In Spring of 2024 Klaus was supposed to deliver the commencement speech for the Class of 2024 students at the Georgia Institute of Technology obtaining their Bachelors from the College of Computing and Masters from the College of Engineering. However, he was unable to attend due to the passing of his son, Will, and had his friend Karl Dasher give the address instead.

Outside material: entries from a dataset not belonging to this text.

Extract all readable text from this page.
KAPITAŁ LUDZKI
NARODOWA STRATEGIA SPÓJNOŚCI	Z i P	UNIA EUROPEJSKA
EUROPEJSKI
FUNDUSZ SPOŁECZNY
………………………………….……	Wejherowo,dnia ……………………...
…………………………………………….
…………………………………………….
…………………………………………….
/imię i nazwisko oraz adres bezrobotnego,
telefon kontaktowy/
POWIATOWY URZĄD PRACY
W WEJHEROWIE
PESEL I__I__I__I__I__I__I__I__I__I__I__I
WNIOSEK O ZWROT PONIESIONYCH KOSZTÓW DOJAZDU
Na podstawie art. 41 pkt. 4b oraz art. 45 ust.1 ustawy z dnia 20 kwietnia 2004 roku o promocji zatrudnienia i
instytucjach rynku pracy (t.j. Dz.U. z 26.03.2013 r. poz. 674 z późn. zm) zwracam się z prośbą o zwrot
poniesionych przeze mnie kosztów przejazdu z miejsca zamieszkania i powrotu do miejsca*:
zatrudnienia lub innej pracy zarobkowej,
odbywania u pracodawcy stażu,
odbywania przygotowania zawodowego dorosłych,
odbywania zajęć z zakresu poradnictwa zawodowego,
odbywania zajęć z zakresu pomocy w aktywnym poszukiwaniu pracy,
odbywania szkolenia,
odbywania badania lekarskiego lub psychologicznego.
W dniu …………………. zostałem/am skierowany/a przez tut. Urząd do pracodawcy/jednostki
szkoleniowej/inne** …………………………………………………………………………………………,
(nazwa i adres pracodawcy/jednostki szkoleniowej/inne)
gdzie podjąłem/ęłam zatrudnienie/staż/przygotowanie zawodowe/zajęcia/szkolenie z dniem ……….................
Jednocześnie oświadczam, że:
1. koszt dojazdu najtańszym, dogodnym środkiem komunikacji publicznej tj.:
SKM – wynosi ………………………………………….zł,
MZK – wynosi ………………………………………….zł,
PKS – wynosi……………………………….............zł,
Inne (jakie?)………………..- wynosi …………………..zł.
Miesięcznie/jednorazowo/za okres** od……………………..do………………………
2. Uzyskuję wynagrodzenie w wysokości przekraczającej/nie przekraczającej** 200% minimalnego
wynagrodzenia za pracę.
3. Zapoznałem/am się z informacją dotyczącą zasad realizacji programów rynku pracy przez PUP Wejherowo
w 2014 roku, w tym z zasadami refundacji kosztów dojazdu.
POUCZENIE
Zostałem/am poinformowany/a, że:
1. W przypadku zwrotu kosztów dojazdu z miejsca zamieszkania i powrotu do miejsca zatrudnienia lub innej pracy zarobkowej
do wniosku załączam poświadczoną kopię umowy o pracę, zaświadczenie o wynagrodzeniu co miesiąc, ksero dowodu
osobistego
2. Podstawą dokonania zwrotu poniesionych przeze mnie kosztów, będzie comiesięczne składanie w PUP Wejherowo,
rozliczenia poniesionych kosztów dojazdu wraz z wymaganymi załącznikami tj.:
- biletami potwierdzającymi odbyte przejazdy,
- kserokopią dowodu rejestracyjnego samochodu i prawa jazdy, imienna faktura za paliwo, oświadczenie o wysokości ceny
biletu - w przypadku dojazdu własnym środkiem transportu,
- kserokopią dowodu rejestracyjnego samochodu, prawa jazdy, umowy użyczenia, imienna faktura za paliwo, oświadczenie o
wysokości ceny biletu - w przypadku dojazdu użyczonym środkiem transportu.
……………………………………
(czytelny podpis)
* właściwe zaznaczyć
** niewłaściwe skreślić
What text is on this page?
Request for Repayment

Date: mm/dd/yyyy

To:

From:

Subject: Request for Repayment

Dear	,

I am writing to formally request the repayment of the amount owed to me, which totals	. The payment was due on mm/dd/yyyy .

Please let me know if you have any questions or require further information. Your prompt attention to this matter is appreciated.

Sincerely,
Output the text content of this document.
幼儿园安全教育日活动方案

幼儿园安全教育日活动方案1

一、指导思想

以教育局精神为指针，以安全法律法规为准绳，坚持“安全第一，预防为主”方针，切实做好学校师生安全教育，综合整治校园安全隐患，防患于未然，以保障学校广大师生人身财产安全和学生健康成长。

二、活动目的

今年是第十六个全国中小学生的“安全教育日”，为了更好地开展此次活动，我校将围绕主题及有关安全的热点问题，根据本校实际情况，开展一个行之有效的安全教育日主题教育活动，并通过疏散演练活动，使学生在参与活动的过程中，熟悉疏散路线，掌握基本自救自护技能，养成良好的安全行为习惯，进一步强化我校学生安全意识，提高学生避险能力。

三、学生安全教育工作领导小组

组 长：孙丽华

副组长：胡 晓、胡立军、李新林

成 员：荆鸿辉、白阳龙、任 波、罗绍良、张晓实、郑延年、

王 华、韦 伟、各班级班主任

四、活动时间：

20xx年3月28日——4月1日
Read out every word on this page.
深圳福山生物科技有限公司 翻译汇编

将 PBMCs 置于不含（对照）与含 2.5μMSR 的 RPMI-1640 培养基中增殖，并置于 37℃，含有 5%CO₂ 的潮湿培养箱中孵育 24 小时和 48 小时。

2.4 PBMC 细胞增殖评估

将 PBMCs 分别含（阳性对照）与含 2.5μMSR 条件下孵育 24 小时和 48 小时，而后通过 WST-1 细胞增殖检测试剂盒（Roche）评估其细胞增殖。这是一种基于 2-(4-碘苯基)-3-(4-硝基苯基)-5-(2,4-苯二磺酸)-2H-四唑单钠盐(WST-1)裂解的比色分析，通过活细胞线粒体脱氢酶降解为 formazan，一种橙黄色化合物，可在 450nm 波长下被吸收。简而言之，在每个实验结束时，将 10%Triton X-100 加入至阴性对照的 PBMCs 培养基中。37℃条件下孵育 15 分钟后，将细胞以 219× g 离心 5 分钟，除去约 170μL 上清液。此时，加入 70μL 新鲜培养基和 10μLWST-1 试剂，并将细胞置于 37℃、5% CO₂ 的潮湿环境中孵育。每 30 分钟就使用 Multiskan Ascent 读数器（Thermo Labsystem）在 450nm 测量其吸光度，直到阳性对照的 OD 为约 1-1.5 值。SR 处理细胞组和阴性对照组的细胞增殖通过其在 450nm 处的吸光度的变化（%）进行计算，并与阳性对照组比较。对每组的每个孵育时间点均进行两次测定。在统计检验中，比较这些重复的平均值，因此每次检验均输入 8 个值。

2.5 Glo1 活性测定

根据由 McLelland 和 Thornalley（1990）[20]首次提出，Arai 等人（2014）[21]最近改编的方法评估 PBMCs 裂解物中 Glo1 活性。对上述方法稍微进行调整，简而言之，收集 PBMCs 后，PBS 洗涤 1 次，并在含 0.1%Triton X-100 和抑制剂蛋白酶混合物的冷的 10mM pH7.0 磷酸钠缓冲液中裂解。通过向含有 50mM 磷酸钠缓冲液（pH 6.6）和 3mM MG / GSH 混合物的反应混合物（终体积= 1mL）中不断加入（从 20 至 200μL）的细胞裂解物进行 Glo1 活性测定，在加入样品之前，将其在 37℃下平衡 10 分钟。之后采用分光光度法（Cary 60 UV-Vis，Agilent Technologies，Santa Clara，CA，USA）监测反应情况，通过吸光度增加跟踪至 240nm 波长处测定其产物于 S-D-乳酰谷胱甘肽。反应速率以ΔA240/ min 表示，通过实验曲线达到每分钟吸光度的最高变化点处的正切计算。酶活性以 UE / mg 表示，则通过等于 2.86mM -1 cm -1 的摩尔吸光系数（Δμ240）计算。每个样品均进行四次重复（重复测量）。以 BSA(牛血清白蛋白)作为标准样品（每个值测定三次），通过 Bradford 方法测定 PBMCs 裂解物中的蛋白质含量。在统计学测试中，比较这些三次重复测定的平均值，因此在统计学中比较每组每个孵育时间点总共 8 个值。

Klaus gave the commencement address the following year, telling his entrepreneurship story and receiving an honorary doctorate from the Institute presented by President Ángel Cabrera. He concluded his speech by remembering his son, Will, and gifting all graduating students of the Class of 2025 the opportunity to incorporate a Delaware C Corporation at his expense in Will's honor.